Sure, she was good at Google, but that’s a given. She also knew how to dig deeper and get information in other search engines, like Yahoo, Ask, and MSN (all of which give different results). She also knew how to search blogs, message boards, and news articles to dig up more information.
This is going back a few years before the big YouTube and Twitter explosion. But a Search Specialist will be the kind of person who can quickly and effectively dig up, organize, and present highly focused data sources.
In our case, this editor could dig up information, sort the gems from the junk, and generate an informed position on just about any topic you can imagine. Going forward, and it’s going to be important to access all kinds of information on the public Net, even the stuff that isn’t well tagged and indexed by Google.
Blogs, videos, Flash interfaces, games, e-books, Twitters posts, social networks (including Facebook & MySpace), manuals, databases, closed communities, news archives, software, all contain valuable information. Some of this information is indexed, but most of it is not.
Several industries already leverage search specialists, including patent and other legal businesses. In the future, other industries will seek people out who can mine and measure information from Net sources.
Search Specialists will be needle-in-a-haystack researchers who defy traditional job roles. Some of them will be research specialists or editors or scientists or journalists or work from home entrepreneurs.

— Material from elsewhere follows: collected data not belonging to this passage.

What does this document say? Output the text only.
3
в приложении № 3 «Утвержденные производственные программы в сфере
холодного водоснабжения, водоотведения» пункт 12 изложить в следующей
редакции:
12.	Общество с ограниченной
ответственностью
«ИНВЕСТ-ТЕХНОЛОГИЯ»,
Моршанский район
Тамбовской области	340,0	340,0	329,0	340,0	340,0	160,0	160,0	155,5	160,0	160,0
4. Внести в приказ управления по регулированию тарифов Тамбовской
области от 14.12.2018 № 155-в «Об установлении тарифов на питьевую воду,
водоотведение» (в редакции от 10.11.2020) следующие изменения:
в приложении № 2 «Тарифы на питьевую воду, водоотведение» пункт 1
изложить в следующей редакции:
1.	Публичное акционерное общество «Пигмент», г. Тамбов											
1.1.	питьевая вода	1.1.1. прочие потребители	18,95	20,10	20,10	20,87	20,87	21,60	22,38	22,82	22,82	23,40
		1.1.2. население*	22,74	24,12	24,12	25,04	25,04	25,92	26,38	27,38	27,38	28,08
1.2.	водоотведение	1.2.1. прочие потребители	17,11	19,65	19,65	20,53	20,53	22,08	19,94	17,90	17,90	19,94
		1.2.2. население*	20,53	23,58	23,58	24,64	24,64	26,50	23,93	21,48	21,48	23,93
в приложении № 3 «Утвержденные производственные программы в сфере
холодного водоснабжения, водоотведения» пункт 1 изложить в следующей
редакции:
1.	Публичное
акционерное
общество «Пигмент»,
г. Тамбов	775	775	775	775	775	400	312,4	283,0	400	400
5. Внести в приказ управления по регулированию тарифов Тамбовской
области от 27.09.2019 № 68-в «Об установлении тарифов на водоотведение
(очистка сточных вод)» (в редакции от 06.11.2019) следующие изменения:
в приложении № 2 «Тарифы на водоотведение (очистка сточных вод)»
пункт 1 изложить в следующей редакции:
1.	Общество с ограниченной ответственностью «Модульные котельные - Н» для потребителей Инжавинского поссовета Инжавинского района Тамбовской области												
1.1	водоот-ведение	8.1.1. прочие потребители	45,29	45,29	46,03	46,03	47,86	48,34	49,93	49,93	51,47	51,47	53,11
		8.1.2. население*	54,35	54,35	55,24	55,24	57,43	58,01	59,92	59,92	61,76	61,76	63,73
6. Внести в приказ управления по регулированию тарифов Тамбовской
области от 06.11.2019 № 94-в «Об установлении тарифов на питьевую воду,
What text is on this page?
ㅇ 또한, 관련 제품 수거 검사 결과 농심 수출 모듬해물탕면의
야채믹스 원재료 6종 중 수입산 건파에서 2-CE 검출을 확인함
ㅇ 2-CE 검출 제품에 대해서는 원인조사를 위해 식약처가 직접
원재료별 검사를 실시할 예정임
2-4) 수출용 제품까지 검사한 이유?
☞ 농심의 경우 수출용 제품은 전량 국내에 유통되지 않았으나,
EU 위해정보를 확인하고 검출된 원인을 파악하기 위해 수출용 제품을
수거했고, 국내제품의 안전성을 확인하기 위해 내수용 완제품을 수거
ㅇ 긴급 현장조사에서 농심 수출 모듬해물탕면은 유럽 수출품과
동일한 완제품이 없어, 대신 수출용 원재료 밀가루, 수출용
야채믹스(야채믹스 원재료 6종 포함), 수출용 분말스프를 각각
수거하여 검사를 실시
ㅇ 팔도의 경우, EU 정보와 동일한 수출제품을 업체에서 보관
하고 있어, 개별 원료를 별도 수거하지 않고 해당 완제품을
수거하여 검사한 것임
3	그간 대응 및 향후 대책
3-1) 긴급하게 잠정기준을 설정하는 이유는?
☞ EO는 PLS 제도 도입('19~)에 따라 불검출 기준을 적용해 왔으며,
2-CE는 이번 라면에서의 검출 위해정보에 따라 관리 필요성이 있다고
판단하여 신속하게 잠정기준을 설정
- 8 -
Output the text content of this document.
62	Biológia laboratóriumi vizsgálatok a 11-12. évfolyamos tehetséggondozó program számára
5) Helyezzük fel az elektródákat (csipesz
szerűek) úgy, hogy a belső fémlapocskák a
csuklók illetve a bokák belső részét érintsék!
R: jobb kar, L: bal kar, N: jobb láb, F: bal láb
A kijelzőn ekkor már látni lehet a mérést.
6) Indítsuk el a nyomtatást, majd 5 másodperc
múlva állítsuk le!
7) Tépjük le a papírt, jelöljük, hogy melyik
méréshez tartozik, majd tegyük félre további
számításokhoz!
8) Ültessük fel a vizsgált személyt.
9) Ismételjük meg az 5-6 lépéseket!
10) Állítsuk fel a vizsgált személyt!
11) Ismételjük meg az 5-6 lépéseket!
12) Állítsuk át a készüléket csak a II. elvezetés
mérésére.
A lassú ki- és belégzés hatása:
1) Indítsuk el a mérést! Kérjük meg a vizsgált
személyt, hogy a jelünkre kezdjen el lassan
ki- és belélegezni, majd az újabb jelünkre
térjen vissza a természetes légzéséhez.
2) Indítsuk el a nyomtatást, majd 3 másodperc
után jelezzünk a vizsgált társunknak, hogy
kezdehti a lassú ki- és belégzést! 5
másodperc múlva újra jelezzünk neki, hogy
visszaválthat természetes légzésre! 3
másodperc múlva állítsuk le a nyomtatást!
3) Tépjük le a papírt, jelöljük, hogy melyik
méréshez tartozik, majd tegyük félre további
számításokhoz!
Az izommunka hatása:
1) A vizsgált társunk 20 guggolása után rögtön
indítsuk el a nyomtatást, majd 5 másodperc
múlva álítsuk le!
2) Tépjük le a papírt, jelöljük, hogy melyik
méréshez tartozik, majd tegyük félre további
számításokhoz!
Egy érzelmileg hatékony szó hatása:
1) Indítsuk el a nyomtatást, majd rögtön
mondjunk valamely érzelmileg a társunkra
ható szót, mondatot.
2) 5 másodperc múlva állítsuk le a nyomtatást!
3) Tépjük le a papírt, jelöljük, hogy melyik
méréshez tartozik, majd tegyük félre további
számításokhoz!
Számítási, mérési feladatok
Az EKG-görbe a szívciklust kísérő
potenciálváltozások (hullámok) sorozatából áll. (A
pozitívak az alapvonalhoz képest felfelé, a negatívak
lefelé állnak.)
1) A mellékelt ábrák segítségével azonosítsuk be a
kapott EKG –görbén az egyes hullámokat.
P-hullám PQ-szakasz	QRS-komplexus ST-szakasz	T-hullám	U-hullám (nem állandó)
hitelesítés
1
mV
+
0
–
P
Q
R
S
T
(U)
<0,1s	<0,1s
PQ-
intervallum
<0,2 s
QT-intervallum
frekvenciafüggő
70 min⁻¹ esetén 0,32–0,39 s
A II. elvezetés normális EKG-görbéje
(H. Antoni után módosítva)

In the beginning, they will be underpaid and under appreciated. But one day they will be valued and coveted knowledge workers who can extract stubborn data from nearly any source. In the right organization, they will be highly paid and highly promotable, especially as they research corporate strategies.
If you like to search, discover, and organize, it’s probably a good time to start positioning yourself as a Search Specialist in your current career. Eventually, as the career landscape shifts, you’ll be prepared for a new career as a Search Specialist.